This community’s lone mill operated for 130 years before finally shutting down.


Visit


Things to Do

  • Historic Banning Mill, 205 Horseshoe Dam Road: Visit the historic Banning Mill situated on Snake Creek. This site was home to textile manufacturing for 130 years before finally shutting down in the 1970s. The remote site can be accessed via hiking trails after paying a small fee to the Historic Banning Mills resort.
  • McIntosh Reserve Park, 1046 West McIntosh Circle: The McIntosh Reserve Park is 527 acres packed with history, trails, a splash water park, pavilions, and sweeping frontage on the Chattahoochee River. The park is a favorite of hikers and equestrian riders.

History


  • Photo of mill workers posing for group photo
    Photo courtesy: CPH Collection

In 1849, Bowen Mill started manufacturing along Snake Creek in Whitesburg. The mill manufactured skeins of coarse yarn used in osnaburg, grain sacks.  When the mill burned down, in 1851, the Bowen brothers sold their assets to William Amis who reopened the mill in 1866 under the name of Carroll Manufacturing.
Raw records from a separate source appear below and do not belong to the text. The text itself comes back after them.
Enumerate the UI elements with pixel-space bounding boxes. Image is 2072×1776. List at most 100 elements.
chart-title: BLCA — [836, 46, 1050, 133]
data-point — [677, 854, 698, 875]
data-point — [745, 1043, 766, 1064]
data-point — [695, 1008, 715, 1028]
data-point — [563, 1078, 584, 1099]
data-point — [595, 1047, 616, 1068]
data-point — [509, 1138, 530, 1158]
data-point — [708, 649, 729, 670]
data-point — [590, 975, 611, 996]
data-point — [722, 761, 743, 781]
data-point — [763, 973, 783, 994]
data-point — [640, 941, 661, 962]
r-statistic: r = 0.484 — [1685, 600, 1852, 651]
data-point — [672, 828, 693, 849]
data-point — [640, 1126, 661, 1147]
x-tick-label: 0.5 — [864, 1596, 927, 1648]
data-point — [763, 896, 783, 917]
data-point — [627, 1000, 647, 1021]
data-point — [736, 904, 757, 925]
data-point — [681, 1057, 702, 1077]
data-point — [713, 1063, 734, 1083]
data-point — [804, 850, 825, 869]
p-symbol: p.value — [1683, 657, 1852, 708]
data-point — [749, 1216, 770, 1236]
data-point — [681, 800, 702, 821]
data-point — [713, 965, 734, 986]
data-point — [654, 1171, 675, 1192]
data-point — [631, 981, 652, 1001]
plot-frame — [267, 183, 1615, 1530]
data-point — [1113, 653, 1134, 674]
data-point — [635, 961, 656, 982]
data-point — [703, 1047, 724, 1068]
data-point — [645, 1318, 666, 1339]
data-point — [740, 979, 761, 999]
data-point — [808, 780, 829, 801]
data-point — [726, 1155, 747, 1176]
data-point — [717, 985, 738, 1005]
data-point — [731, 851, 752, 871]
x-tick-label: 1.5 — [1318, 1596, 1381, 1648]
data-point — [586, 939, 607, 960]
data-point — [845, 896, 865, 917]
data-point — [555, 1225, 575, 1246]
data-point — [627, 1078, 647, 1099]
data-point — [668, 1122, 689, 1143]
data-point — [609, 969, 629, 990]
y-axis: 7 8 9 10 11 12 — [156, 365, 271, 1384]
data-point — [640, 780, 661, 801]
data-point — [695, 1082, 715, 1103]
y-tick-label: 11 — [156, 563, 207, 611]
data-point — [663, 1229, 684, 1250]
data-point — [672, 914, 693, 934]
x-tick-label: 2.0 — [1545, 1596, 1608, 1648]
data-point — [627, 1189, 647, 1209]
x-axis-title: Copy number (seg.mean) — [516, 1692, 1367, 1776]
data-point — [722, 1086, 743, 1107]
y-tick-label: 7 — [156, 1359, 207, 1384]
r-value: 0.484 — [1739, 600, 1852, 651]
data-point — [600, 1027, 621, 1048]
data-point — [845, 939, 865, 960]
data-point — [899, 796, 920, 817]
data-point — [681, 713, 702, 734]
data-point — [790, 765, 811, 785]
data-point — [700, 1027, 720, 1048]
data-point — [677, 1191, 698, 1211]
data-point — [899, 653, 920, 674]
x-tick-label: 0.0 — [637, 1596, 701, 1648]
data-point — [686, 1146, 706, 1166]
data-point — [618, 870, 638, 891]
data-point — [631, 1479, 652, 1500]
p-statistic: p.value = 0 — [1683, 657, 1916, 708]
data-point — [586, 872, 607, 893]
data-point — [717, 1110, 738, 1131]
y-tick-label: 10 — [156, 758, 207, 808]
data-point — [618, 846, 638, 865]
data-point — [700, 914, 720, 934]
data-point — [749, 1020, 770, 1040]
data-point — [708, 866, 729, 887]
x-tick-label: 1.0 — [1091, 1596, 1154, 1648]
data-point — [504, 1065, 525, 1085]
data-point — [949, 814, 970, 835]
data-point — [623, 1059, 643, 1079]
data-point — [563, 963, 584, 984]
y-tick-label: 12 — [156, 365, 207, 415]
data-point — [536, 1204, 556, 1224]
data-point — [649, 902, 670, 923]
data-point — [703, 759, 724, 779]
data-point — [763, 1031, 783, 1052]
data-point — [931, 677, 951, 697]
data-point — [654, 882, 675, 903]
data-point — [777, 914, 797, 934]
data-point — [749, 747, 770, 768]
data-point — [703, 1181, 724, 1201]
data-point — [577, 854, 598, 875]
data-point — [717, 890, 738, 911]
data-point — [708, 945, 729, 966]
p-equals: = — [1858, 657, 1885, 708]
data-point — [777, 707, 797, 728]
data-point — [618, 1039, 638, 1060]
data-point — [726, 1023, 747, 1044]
In 1880, the mill changed hands again and became Hutcheson Mill, which manufactured cotton sheeting and shirting fabric. Hutcheson Mill, over the next fifteen years, became an innovative enterprise powered by electricity. By 1895, Hutcheson’s textile mill had 5,000 spindles, 240 employees, and 1,300 acres.  

Sold in 1921, the mill took on the name Banning Mill. Between the 1930s and 40s, during the Great Depression through World War II, Banning Mill closed and reopened many times. By the 1950s, Banning Mill made yarn for carpet but despite their effort to become innovative, the mill closed in 1971, after 130 years of operation.  

In the late 1940s, A.L. Fuller and Charlie Goodroe established a cotton mill, called Virginia Manufacturing Company, to spin yarn in downtown Whitesburg. One of the most common jobs for women working in cotton mills during this time was operating the spinning frame. A former spinner recalls, “My dad didn’t want me to spin, because he said it was too hard. And spinning was hard, but I loved it.”

James Briggs eventually bought the company to add to his franchise, which included mills in Tallapoosa and Columbus, Georgia. He added a braid mill and started manufacturing cords for Venetian blinds, shipping the completed cords to the Tallapoosa plant for assembly. Later, Briggs sold his company to Gibson LaFoy, Ralph Hart, and Martha Arnold who continued cord manufacturing under the name West Georgia Mills, Inc. After the mill burned down, the three stockholders sold their company to Willington Technical Industries, who went through a series of name variations. Willington rebuilt the mill, moving it from its original location downtown to Willington Mill road.